The eyes are the mirror of the mind,
Anybody can see ‘Nasha’ in it, opening one’s heart
Out to hear without words and acts.
That’s why she is alive with everything
And without anything.

She wants the hair
To grow strong and long,
Sometimes, even longer than her own age,
So, she could do anything with the hair.
Not only that,
If possible, but she would also cover and hide
The whole world with them.

She is satisfied
With the growth of her hair,
But she hates hearing the childhood story of the beautiful princess
And beast.
She wants to keep the story incomplete
Because she loves the beast more than the prince.

Life is really an incomplete journey—with this belief,
She has been able to escape from herself.
It’s not a search for the end of the story.
She fears
That the end of the story would bring an end
To her sorrows.
With life,
She has learned to give her own meaning,
And the interpretation of that childhood heard the story.
Otherwise, He would become like a king,
And, every night, a body would melt on fire.
So, she hates a king
Because a king has no such meaning in her life.

Wants to kiss a lip,
A lip,
That lip,
That’s why she burns like a candle without any flame,
Touching her everything.

No doubt,
No regret, but only sweet pain rules.
Nobody knows, she survives living from the heart to heart,
And eye to eye,
Being orgasm before a dressing mirror.

She screams,
And laments before the mirror leaving a question—
Can that self-created mirror return her beast?
If she gets him,
She would never watch
Her naked body,
Again.

A beast is a man,
A man is a beast, in her.
Though she can’t believe it,
And suffer a memoir of the man,
Who had hideously watched deep within her body.
That’s why she has started hating the mustached man
Who hunted her ego,
And hurt her dignity.
Because such a man doesn’t bear any race, humanity,
And respect.

In fact,
She has never seen her God,
And that’s why she wanted
To see an image of Him
In her bare body,
With nudity,
In the mirror.

She always wishes
An artist to draw an image of her motherhood,
And two breasts, full of milk.
She knows that she will never be able to feed the milk to a baby,
To pour the milk into a glass,
And to write a poem.

But she wants to die like a poet,
Proclaiming her own death,
And also wants to walk silently in her funeral procession.

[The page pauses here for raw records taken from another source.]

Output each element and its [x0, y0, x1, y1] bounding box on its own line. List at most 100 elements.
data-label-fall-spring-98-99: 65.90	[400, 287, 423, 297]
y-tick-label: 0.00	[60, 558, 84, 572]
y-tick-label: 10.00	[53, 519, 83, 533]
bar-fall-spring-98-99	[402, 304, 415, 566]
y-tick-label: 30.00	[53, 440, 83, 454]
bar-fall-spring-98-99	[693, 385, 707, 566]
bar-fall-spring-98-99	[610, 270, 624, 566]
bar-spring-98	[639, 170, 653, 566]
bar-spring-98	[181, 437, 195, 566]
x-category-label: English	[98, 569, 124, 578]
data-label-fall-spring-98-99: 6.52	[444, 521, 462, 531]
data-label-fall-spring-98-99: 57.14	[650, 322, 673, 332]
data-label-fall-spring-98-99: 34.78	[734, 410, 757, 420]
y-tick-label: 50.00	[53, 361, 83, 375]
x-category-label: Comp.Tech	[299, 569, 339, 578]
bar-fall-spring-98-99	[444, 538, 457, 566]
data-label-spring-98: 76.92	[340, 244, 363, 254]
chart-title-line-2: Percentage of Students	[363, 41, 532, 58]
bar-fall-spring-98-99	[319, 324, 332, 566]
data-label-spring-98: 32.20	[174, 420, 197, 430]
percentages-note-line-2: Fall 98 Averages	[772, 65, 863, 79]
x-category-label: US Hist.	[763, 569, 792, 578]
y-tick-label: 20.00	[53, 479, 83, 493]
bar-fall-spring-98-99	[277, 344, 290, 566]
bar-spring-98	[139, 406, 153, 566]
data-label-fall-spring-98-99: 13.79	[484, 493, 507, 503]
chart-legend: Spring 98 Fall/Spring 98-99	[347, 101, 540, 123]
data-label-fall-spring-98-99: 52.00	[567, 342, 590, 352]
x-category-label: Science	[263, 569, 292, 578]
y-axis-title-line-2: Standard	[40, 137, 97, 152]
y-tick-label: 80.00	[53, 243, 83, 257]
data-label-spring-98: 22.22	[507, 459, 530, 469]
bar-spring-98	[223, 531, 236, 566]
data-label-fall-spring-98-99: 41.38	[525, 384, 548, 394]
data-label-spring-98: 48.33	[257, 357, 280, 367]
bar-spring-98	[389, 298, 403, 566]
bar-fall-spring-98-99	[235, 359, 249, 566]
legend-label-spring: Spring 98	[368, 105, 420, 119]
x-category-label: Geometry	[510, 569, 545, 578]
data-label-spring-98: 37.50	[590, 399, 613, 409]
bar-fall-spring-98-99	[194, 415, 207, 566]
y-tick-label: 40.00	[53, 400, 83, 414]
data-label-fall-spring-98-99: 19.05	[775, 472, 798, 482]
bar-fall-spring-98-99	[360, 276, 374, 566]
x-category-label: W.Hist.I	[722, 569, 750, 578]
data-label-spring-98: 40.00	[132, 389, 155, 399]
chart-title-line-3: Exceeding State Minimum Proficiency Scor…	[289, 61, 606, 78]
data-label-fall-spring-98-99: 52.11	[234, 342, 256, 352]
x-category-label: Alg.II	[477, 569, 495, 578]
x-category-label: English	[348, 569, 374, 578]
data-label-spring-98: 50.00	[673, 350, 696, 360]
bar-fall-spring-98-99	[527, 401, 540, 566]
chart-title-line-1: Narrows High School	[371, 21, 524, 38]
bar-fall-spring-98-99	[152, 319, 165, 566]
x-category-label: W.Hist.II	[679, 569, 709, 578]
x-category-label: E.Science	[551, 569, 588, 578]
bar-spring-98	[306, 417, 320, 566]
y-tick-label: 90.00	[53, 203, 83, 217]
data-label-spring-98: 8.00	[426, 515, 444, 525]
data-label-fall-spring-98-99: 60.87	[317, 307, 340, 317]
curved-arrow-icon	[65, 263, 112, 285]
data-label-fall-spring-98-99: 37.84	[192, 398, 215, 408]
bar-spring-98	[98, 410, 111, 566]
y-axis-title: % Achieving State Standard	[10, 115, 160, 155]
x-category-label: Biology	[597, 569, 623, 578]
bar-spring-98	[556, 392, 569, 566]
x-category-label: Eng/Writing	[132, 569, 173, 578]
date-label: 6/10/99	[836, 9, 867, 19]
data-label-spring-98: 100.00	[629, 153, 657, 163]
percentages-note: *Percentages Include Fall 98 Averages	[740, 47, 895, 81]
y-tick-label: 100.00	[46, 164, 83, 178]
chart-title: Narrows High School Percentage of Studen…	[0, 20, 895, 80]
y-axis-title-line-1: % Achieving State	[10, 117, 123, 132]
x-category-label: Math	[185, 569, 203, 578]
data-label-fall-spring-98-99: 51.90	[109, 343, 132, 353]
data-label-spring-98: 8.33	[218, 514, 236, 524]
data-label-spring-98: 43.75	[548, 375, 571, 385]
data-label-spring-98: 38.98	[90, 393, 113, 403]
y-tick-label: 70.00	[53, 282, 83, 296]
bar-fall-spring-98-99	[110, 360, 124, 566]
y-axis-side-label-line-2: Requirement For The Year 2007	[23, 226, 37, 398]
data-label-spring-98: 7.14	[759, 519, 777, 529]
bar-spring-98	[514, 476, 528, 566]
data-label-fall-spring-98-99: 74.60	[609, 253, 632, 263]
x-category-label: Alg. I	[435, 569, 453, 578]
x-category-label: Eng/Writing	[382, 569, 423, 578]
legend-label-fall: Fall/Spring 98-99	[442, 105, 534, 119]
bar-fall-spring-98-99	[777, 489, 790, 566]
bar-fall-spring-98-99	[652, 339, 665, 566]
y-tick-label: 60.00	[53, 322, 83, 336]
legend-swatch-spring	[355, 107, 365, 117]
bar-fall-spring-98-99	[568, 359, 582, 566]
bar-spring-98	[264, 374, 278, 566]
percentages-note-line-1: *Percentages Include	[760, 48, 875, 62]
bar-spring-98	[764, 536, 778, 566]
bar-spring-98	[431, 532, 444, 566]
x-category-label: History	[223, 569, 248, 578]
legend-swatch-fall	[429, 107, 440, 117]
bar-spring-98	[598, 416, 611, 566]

She has experienced a group of savages
Who enters her garden and destroy her fruits;
Without eating the one.
She couldn’t burst into tears,
And since then, It has become her irony of fate.

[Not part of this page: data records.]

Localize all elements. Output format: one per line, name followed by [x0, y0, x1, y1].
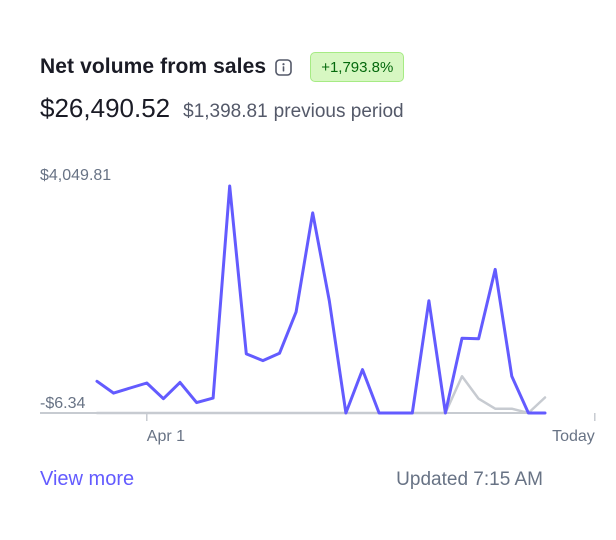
info-icon[interactable] — [275, 58, 292, 76]
y-axis-min-label: -$6.34 — [40, 395, 85, 412]
x-axis-label: Today — [552, 428, 595, 445]
view-more-link[interactable]: View more — [40, 468, 135, 490]
x-axis-label: Apr 1 — [147, 428, 185, 445]
net-volume-amount: $26,490.52 — [40, 93, 171, 123]
updated-timestamp: Updated 7:15 AM — [396, 469, 543, 490]
previous-period-amount: $1,398.81 — [183, 101, 268, 122]
change-badge: +1,793.8% — [310, 52, 405, 82]
x-axis: Apr 1 Today — [146, 413, 596, 445]
amount-row: $26,490.52 $1,398.81 previous period — [40, 93, 404, 131]
card-header: Net volume from sales +1,793.8% — [40, 50, 405, 84]
series-layer — [95, 184, 547, 415]
previous-period-label: previous period — [273, 101, 404, 122]
y-axis-max-label: $4,049.81 — [40, 167, 111, 184]
current-period-line — [95, 184, 547, 415]
card-title: Net volume from sales — [40, 55, 267, 78]
previous-period-line — [95, 375, 547, 415]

When she extends her desires
To search for a fruit eater,
A man,
Like a beast.
She suddenly sees Adam in her garden.
Later, she knows Adam was crucified on the cross
Without biting her fruit.
She cries for Adam and herself, piercing through
Hell and heaven.

For her God,
She eats her own fruit
But before the mirror keeps swimming
In the pond of Bathurst,
Being sex, an image, and a poem,
Without any liberation!

At last,
She runs so fast that she gains the speed of light,
Escaping herself from the creation of her image,
In the mirror.

[Eagam Khaling hails from Darjeeling. He has published an anthology of poems in 2001. Since then he has been publishing his poems in local, national and international journals (and e-sites). He is a teacher and also a research scholar at the Department of Philosophy of North Bengal University.]